Trois mois ont passé depuis ce jour fatidique où le parlement belge a voté à la quasi unanimité l’engagement de notre pays dans la guerre de l’Otan contre la Libye. Maintenant, certaines voix s’élèvent parmi les parlementaires pour émettre des doutes sur la poursuite de cette participation et sur les objectifs de celle-ci. Mais le parlement, en votant l’intervention de la Belgique, le 21 mars dernier, s’est délibérément privé de tout moyen d'avoir une quelconque influence sur la poursuite de la guerre. Le gouvernement belge en affaires courantes s’est fait fort de ce soutien pour poursuivre des objectifs qui étaient déjà clairs depuis des mois : le renversement du gouvernement de Kadhafi et la mise en place d’un nouveau "pouvoir". Il n’est pas vrai que l’intervention militaire otanienne a changé de nature, comme le disent aujourd’hui certains parlementaires. Ce qui est vrai, c’est que l’Otan n’a pas atteint son but après trois mois de bombardements intensifs et chaque jour plus meurtriers contre les populations civiles qu’on était censé protéger. Et cela oblige à ouvrir un peu les yeux.

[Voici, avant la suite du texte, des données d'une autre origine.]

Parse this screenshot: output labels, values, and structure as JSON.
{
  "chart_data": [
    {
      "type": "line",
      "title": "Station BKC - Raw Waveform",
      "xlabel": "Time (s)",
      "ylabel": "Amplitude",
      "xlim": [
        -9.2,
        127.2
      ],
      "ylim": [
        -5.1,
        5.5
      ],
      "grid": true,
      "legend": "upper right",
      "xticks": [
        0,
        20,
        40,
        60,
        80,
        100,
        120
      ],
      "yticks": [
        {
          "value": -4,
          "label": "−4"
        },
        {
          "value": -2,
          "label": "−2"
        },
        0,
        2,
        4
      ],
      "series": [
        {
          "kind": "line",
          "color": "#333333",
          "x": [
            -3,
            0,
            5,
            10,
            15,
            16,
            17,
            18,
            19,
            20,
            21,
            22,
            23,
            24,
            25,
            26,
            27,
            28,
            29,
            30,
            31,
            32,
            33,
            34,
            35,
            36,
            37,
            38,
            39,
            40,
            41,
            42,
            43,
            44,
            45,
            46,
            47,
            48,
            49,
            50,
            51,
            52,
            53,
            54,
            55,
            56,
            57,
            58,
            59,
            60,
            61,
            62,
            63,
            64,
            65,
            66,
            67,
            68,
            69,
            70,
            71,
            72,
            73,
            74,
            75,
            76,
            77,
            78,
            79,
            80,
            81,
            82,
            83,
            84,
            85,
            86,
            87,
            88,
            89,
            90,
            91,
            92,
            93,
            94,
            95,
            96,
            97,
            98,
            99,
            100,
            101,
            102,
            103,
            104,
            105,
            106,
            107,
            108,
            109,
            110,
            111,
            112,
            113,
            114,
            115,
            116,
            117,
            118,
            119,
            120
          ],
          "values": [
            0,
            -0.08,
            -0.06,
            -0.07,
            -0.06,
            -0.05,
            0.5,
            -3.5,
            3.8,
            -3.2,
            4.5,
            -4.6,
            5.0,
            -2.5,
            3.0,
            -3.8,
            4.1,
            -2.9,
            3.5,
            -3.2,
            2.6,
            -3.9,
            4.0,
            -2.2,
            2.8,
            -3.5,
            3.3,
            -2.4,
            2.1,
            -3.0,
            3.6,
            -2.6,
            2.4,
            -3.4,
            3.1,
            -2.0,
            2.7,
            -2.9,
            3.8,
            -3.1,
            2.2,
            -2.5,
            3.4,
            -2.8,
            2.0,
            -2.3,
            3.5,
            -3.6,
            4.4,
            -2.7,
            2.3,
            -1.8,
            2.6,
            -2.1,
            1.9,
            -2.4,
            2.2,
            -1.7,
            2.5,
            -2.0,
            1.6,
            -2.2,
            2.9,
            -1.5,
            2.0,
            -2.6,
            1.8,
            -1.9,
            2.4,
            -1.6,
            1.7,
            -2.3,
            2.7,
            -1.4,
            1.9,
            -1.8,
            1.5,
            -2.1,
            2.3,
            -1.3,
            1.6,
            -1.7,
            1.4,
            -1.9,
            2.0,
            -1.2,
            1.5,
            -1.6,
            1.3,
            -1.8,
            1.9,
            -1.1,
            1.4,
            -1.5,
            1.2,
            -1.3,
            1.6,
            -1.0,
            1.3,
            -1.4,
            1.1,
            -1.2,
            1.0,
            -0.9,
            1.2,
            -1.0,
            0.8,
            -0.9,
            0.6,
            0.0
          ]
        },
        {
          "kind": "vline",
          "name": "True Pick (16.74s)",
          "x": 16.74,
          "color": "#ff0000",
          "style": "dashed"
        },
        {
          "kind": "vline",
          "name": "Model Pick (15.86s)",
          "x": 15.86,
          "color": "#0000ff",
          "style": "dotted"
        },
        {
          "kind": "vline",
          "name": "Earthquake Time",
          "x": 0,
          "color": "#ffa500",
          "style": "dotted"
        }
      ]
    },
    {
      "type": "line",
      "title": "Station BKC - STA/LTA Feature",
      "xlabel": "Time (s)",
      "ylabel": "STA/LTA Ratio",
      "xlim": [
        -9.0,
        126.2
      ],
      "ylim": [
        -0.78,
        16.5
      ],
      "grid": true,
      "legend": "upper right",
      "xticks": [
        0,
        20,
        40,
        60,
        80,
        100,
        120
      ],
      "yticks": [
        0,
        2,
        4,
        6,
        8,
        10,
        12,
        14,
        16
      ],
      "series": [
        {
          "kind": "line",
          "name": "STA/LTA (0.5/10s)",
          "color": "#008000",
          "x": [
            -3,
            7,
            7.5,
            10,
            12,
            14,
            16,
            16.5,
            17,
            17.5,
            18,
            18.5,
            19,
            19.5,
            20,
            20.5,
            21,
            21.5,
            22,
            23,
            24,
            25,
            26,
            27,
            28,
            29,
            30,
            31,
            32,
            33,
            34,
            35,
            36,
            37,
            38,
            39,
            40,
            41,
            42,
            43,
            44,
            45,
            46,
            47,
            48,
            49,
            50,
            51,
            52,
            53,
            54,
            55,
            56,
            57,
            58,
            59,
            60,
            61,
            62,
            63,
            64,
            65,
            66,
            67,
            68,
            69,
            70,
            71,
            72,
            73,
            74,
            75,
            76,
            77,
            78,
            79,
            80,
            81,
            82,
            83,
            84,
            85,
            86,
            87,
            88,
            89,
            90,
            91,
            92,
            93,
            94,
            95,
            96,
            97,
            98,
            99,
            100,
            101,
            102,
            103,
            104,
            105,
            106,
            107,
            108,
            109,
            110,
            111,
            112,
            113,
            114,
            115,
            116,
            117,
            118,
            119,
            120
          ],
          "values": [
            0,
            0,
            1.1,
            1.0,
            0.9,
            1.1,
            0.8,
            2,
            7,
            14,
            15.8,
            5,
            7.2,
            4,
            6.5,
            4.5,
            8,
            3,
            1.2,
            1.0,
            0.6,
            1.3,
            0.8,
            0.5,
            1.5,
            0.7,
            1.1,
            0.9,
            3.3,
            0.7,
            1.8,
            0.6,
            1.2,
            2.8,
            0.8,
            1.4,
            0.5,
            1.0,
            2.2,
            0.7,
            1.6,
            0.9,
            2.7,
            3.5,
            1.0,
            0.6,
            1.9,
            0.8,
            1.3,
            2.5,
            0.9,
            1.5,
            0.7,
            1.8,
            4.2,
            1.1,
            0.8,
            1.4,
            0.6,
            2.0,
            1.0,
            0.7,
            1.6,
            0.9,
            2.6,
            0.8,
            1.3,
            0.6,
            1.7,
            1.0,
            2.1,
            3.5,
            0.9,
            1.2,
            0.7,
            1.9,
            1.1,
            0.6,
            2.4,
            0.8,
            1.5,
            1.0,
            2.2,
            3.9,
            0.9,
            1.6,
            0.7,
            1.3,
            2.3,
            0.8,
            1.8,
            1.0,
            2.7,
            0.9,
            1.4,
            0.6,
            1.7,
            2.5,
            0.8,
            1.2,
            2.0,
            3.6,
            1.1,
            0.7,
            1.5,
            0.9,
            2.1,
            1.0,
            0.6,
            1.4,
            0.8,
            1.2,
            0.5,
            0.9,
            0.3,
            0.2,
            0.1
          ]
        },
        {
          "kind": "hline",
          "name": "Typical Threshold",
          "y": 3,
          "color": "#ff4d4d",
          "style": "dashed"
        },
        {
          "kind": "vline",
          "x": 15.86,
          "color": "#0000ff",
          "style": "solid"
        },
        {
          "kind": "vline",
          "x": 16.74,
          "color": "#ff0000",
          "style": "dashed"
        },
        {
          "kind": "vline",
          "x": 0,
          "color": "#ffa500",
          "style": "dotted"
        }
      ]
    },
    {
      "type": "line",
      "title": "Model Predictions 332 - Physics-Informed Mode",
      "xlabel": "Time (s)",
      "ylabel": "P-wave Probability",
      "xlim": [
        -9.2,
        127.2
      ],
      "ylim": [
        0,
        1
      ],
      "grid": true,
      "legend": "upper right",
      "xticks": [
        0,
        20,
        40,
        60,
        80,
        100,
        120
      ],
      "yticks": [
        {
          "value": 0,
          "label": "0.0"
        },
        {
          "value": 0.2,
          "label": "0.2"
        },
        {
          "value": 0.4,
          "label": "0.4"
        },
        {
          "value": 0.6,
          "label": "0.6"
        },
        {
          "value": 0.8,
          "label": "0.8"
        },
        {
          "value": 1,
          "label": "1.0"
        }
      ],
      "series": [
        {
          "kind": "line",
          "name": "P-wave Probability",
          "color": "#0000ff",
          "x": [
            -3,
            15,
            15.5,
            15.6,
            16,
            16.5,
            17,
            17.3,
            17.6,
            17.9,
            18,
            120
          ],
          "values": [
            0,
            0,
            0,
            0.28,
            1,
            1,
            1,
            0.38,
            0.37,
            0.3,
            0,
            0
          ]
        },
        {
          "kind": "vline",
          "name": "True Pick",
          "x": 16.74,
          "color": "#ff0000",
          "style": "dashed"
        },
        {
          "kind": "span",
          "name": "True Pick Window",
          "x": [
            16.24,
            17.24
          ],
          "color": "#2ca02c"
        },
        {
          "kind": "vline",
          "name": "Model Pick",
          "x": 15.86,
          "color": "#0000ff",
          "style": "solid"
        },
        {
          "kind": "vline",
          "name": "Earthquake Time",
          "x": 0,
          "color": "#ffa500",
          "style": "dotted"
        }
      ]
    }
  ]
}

L’engrenage de la guerre est en marche. Le gouvernement belge, toujours en affaires courantes, a prolongé de trois mois (et peut-être même "indéfiniment", comme vient de le proclamer le ministre De Crem) la participation belge aux frappes de l’Otan, et ne tardera pas à faire allégeance politique : la reconnaissance du Conseil National de Transition (les rebelles de Benghazi) comme "représentant légitime du peuple libyen" n’est pas loin. Déjà 13 pays membres de l’Otan ont franchi le pas.
Un seul missile coûte 350 000 euros, une bombe coûte entre 15.000 et 25.000 euros pièce. Les estimations minimales du ministère de la "défense" sont de près de 15 millions d'euros pour 3 mois, cela alors que les menaces d’économies dans les budgets sociaux se font de plus en plus pressantes.
Quand des partis se disant partisans d’un idéal progressiste, rejettent toute solution diplomatique et politique et s’engagent dans une guerre comme celle contre la Libye, ils enterrent eux-mêmes la démocratie dont ils se revendiquent. Certains avaient ces derniers mois pris des positions certes tardives, mais remarquables contre l'engagement de la Belgique dans la guerre d'Afghanistan, dénonçant l'hypocrisie des motifs humanitaro-sécuritaires officiels, et réclamant explicitement le rapatriement des bombardiers belges. Mais ce sont les mêmes qui ont signé des deux mains l'entrée de la Belgique dans cette guerre, qui a tout d'un bourbier annoncé. Faudra t'il attendre dix autres années pour qu'ils réalisent qu'ils se sont laissés duper encore une fois par le miroitement humanitaire de l'«intervention» ?
Notre pays est l'un des pays les plus lourdement engagés dans cette guerre. Outre un navire de guerre croisant au large de la Libye, six chasseurs-bombardiers F-16 participent aux bombardements et ils ont déjà largué plus d'une centaine de bombes. Après 3 mois de bombardements quotidiens, c'est ici un silence radio quasi-total sur cette guerre où est impliquée à ce point la Belgique. Notre empêtrement militaire a été couvert par des monceaux d'infos médiatiques et divertissantes, mariage princier, béatification d'un pape, nième mort de Ben Laden – le jour même où l'Otan ciblait un fils et 3 petits-enfants de Kadhafi. Manifestement la population doit être tenue à l'écart de sujets aussi futiles que la guerre menée par notre propre pays. Curieuse conception de la démocratie, qu'on prétend aller exporter là-bas à coup de bombes.